そして、防壁の向こうには天に向かって高くそびえる城が見える。村で一番大きい村長の家の何倍、何十倍あるんだろうか。田舎者のオレには、あれが人が住んでる建物には到底思えない。
「いかにもヨーロッパって感じのお城ねぇ……」
「よーろっぱ……って、とっても立派ってことか?」
「どうしてそうなるのよ。ヨーロッパは国の名前……じゃなくて、地域の名前? あ、そういえばこの国の名前って何?」
「は……?」
ヨーロッパの意味はともかくとして、アスカは今なんと言った?
「お前、王国の名前を知らないのかよ!」
「知るわけないでしょ! 教えてくれてないじゃない!」
「ああ……そうだっけ?」
言われてみれば、王国の名前は一度も口にしたことがなかった。教えるつもりがなかったわけじゃなく、尋ねてこないから知ってて当然だと思い込んでた。

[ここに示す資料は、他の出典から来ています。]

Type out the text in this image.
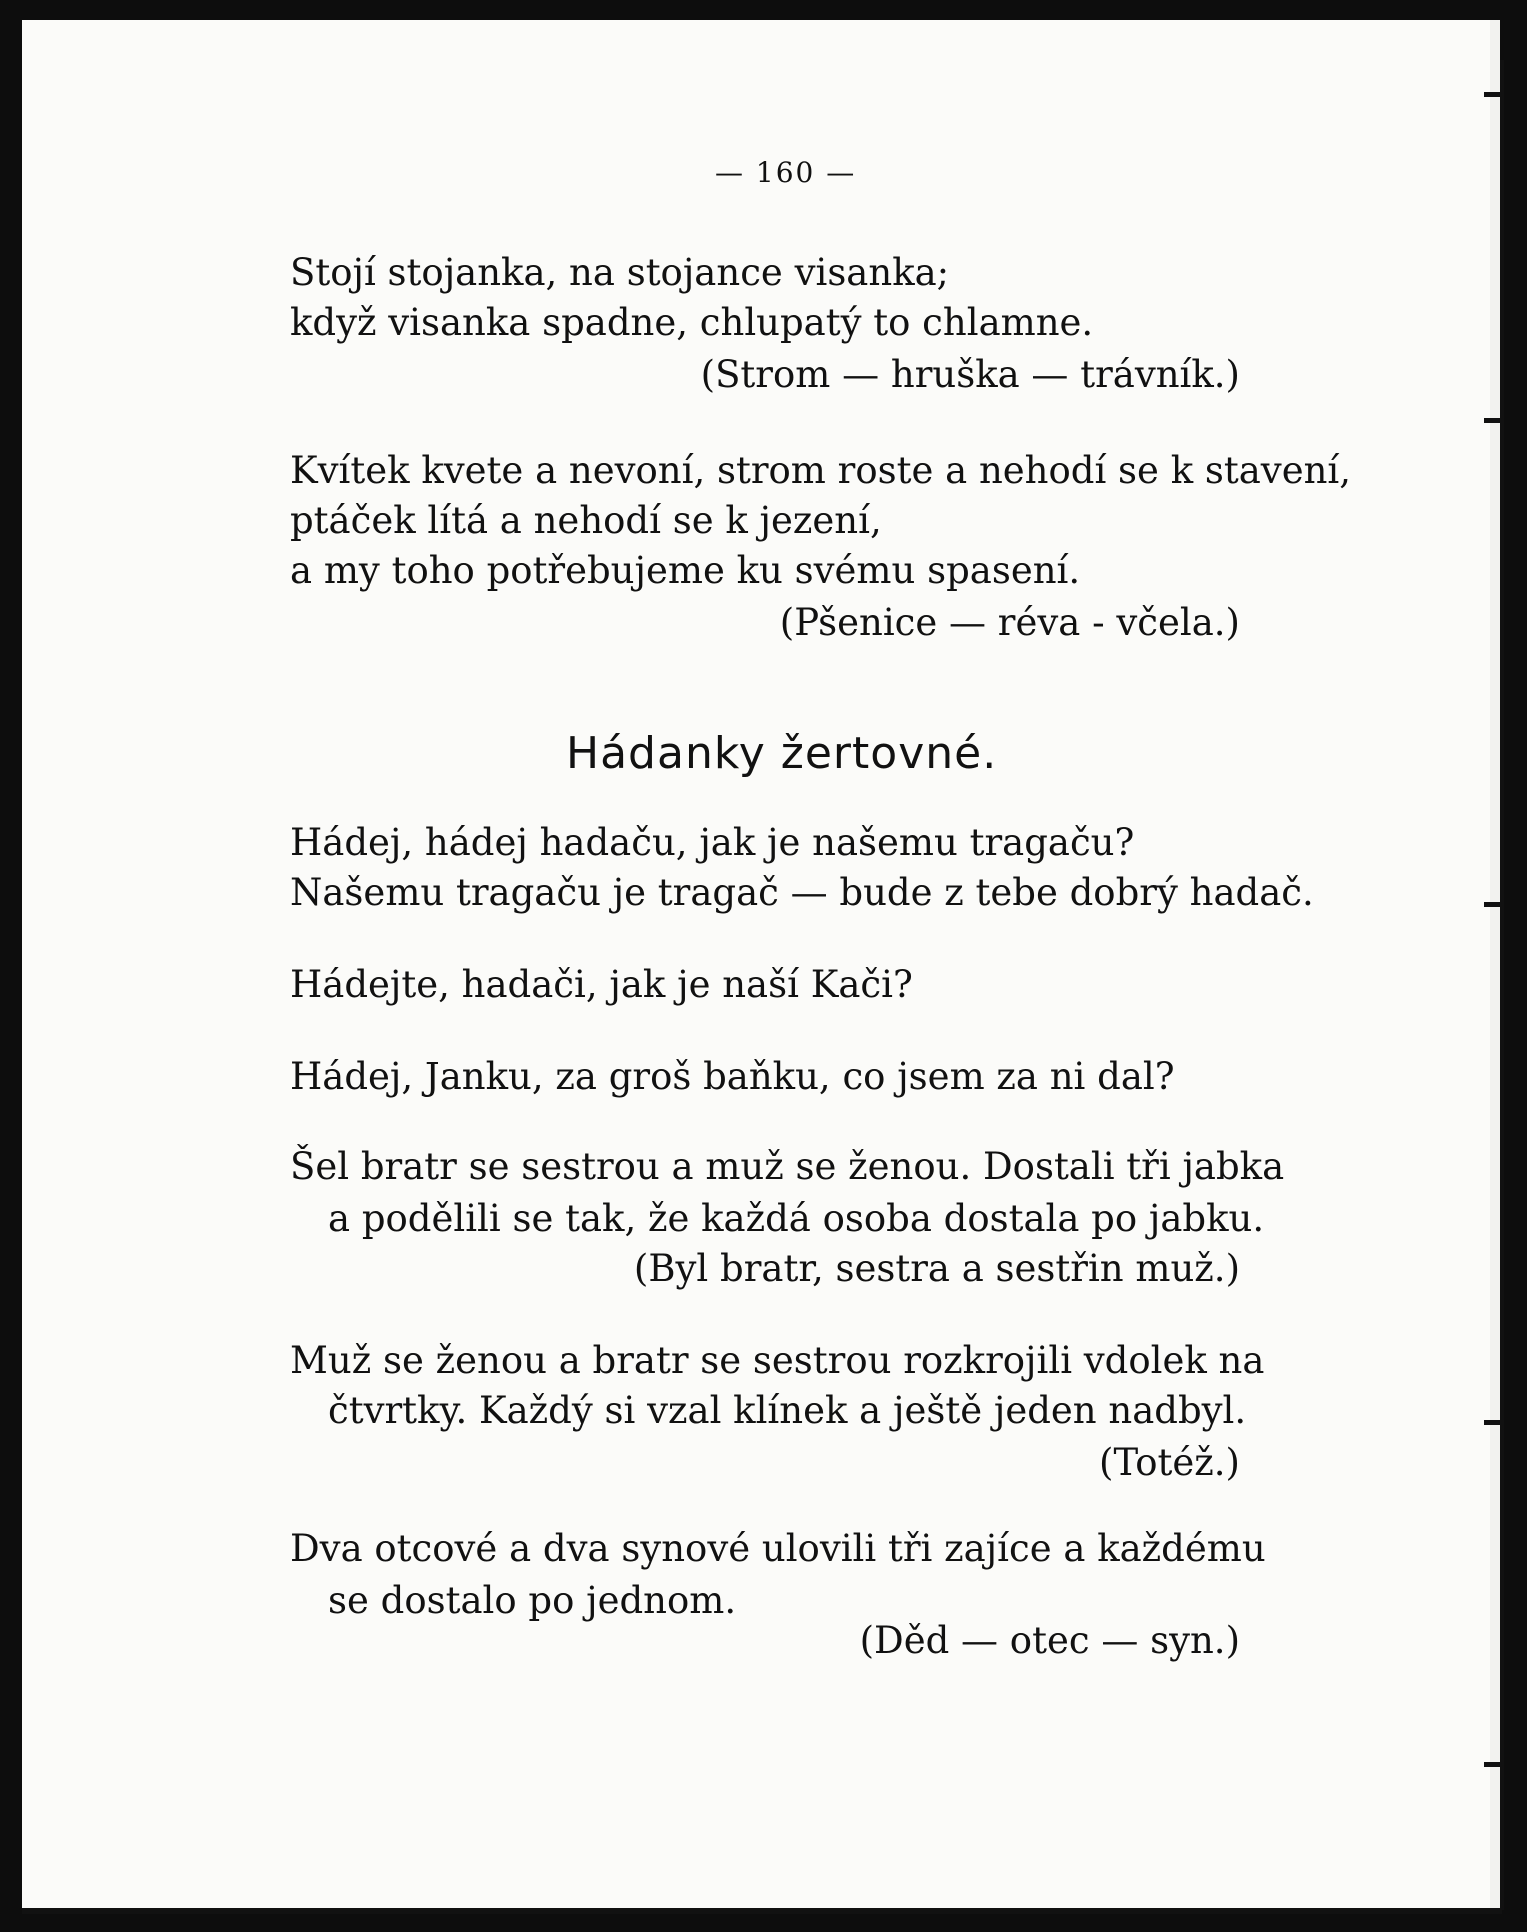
— 160 —
Stojí stojanka, na stojance visanka;
když visanka spadne, chlupatý to chlamne.
(Strom — hruška — trávník.)
Kvítek kvete a nevoní, strom roste a nehodí se k stavení,
ptáček lítá a nehodí se k jezení,
a my toho potřebujeme ku svému spasení.
(Pšenice — réva - včela.)
Hádanky žertovné.
Hádej, hádej hadaču, jak je našemu tragaču?
Našemu tragaču je tragač — bude z tebe dobrý hadač.
Hádejte, hadači, jak je naší Kači?
Hádej, Janku, za groš baňku, co jsem za ni dal?
Šel bratr se sestrou a muž se ženou. Dostali tři jabka
a podělili se tak, že každá osoba dostala po jabku.
(Byl bratr, sestra a sestřin muž.)
Muž se ženou a bratr se sestrou rozkrojili vdolek na
čtvrtky. Každý si vzal klínek a ještě jeden nadbyl.
(Totéž.)
Dva otcové a dva synové ulovili tři zajíce a každému
se dostalo po jednom.
(Děd — otec — syn.)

「確かに言った覚えはないけど、この王国の伝説の戦女神のお前が王国の名前を知らないなんて、そんな発想になるわけないだろ」
オレの言葉にサアル達も顔を見合わせている。さすがに不信感を覚えただろう。アスカが本当に戦女神なのか――と。
「戦女神様が王国の名前を知らない? まさか記憶障害がそこまで及んでいらすとはっ!」
「あーハイハイ。記憶障害だな、記憶障害……」
もういいよ、いいんだそれで。なんでもかんでもアスカに都合よくて……クソッ……
「で、なんて国なの?」
「ホントに今さらすぎるけど、ここは『ドミリュー王国』だ。んで、王都ドミル・サントロウの目前ってところだ」
「もったいぶったわりには普通の名前ね」
「もったいぶったんじゃねぇよ! 聞かれなかったから言わなかっただけだっての!」
これも今さらだけどアスカのマイペースっぷりには、これから先も思いやられるな……
とにもかくにもそんなこんなで、オレ達は王都に到着したのだった。